This is the barn that belongs to the Single Brother’s House. The Single Brother’s House was a dormatory for young men who left home and learned a trade. They usually left home at about 14 years of age. It was started in the 1700s by the Moravians. Several of my uncles of that era and grandfather attended the school for boys and were apprentices at the local shops. One of my grandfathers was a gunsmith and another a miller. A miller is one who grinds the grain.
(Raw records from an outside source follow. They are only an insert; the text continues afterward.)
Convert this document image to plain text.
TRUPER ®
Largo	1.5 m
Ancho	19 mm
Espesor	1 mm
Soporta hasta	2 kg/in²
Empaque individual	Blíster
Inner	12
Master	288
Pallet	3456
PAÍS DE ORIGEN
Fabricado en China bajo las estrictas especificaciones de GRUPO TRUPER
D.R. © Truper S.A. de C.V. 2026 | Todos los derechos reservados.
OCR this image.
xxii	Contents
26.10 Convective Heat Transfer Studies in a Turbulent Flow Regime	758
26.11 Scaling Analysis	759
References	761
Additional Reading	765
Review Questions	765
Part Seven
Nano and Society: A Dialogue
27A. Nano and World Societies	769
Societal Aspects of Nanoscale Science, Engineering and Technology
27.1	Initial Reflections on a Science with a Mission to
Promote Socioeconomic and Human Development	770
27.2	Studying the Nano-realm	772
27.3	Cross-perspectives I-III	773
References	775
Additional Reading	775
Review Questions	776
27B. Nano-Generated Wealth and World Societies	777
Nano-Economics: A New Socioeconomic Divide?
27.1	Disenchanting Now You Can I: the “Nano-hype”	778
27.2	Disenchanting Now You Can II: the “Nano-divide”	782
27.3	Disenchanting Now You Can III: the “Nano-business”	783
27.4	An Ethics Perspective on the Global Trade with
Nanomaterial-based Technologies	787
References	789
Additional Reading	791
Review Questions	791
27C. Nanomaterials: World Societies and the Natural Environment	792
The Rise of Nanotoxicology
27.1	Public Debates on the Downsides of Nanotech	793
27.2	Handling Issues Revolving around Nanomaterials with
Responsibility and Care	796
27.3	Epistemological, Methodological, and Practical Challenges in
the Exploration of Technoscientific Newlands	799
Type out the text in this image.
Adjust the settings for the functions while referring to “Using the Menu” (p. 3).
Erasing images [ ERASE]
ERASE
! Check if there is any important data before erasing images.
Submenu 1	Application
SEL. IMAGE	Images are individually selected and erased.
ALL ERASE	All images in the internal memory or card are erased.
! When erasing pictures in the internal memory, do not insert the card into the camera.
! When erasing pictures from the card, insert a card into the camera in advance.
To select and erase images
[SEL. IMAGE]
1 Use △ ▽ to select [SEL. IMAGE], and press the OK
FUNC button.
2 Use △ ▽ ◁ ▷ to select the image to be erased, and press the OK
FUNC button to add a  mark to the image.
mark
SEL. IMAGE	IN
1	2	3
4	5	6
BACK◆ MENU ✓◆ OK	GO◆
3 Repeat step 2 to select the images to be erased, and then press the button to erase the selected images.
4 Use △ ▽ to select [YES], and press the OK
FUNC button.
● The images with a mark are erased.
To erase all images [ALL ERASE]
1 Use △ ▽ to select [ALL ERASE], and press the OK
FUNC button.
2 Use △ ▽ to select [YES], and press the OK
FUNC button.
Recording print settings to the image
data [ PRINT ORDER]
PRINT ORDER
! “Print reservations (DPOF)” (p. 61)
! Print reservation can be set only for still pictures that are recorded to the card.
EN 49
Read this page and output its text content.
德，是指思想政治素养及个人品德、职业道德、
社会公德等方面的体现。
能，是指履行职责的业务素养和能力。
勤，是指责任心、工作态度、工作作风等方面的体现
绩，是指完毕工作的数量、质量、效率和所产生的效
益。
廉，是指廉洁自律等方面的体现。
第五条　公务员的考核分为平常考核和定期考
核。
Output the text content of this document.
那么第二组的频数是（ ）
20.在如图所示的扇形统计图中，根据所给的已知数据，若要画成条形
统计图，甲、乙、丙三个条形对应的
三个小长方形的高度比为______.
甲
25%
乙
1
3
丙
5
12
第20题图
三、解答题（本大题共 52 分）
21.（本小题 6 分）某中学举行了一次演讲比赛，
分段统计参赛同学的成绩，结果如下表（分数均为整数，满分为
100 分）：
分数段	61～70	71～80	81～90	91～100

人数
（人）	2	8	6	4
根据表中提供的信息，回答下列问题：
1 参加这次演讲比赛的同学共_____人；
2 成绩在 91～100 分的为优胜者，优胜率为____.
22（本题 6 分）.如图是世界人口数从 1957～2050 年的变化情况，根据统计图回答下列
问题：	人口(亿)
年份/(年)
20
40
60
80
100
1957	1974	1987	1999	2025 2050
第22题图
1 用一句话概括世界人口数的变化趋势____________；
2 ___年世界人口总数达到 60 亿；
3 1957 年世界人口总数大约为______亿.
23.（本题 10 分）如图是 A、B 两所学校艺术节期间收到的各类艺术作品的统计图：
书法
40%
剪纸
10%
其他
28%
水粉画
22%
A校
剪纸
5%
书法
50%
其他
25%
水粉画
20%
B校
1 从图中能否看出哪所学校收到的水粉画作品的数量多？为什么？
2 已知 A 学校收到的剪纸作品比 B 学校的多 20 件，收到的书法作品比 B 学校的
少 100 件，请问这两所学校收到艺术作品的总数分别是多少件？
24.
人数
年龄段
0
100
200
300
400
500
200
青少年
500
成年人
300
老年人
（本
Many of the local farmers would bring their grain to my grandfather. The local people relied heavily on the Moravian community of Old Salem because of the skills this community provided. My Uncle Bim was the smartest man I ever knew. He and my Aunt Nana owned The Mountain House which you can read about on my sidebar. Just look under catagories and you’ll see lots of articles on The Mountain House. You can use my search feature to find them too. Nana and Uncle Bim lived in this community of Old Salem and they helped to raise me. I loved Nana’s house–it smelled like beeswax. She made her own candles as did so many other Moravians.
Beeswax was used by the Moravians because it is the most pure form of wax. Pure like the Christ child. Pure like your life should be. I’m a Baptist now but I tell MrD that I don’t know exactly why cause there is a saying around here that once Moravian–always Moravain. I believe it cause I never stopped being one and I can sure feel my roots running deep in my veins.
The very best memories of my childhood took place here. Thank you Nana and Uncle Bim. I will never ever be able to thank you enough. They have both long passed but there are many who still remember them and how much they served their community. Giving back—is at the heart of every Moravian.
For God so loved that he gave—and so should you—is what they taught me. My Uncle Bim was the head coffee maker for several decades and my Aunt Nana was the treasurer for Salem Academy from her graduation in 1913 to her retirement in 1957. What an amazing life of service they both had.